Dallas County has now exonerated 32 people since 2001, most during the tenure of District Attorney Craig Watkins. Almost all of those exonerations have involved faulty eyewitness identifications.

Authorities say the woman was forced into a vehicle at gunpoint and later sexually assaulted by two men. She was then shot and left for dead in a field.

Williams and Jackson had been implicated in another sexual assault case and were placed in a photo lineup for this one, said Russell Wilson, the prosecutor in charge of Dallas County’s conviction integrity unit. The victim picked them out of the lineup.

The Associated Press does not name victims of sexual assault.

DNA collected from the woman’s clothing and a rape kit exam was preserved and later tested. Tests linked the DNA to Anderson and Sayles.

After they were convicted, Williams and Jackson pleaded guilty in the other sexual assault case and received shorter sentences that have since expired, authorities said. The men didn’t challenge their convictions in that case and will still have to register as sex offenders because of that crime, said Julie Doucet, an attorney in the Dallas County public defender’s office.

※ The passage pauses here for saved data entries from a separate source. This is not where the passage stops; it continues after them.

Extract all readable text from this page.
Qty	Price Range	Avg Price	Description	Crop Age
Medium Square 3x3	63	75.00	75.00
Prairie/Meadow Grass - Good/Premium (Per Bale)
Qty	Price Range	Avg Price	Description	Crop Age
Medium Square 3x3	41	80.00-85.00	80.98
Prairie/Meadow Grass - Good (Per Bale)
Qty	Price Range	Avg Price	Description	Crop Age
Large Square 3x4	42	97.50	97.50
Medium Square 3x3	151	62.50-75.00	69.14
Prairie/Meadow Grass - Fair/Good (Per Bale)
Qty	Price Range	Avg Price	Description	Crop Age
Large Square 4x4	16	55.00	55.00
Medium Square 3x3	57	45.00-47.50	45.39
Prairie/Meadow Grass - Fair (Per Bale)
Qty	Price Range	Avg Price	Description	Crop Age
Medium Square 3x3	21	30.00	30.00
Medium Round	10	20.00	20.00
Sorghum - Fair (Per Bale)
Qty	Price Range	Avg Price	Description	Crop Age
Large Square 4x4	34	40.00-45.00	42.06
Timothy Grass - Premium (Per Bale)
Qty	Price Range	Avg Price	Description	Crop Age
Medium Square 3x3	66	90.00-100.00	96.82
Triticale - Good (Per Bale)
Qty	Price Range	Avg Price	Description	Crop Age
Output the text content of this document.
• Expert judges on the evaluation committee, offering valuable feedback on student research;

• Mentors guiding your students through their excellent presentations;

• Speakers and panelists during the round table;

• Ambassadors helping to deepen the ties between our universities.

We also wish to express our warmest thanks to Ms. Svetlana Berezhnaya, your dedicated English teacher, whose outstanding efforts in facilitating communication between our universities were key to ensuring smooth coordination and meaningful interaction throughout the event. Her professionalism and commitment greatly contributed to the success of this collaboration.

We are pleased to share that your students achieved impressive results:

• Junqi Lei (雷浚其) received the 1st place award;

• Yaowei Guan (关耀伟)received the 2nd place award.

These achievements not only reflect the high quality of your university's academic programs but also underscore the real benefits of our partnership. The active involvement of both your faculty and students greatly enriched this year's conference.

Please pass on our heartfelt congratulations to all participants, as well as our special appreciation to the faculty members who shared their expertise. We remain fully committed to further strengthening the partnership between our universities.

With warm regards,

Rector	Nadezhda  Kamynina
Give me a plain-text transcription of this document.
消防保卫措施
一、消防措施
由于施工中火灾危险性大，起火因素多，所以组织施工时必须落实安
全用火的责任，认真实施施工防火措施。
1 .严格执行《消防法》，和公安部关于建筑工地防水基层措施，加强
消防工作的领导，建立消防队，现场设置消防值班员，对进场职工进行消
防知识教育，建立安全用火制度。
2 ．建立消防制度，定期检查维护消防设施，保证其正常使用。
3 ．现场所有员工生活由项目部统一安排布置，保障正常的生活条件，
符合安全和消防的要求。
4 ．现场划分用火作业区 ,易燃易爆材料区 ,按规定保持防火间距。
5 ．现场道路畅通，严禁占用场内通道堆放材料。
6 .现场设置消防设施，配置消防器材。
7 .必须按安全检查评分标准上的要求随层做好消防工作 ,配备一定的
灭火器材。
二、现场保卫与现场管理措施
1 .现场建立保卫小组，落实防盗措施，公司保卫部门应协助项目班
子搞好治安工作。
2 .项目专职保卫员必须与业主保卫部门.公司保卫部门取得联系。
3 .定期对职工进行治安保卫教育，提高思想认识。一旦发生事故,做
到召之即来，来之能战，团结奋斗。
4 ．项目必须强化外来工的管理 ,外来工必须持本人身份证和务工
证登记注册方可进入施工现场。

“They’re extremely happy to finally be cleared of this crime,” she said.

Williams, now 54, will no longer be on parole after Monday. Jackson, 67, will for a robbery committed in 1970, Doucet said.

The charges to be brought against Anderson, 52, and Sayles, 55, are rare. Despite the high number of exonerations in Dallas County, only three people have been prosecuted in cases where someone was wrongfully convicted, said Jamille Bradfield, a spokeswoman for the Dallas County district attorney.

In this case, prosecutors are charging Anderson and Sayles with attempted capital murder because that crime doesn’t carry a statute of limitations, Wilson said.

Anderson is being held in the Dallas County jail, and a bench warrant has been issued for Sayles, Wilson said. Neither man had an attorney listed in online jail records.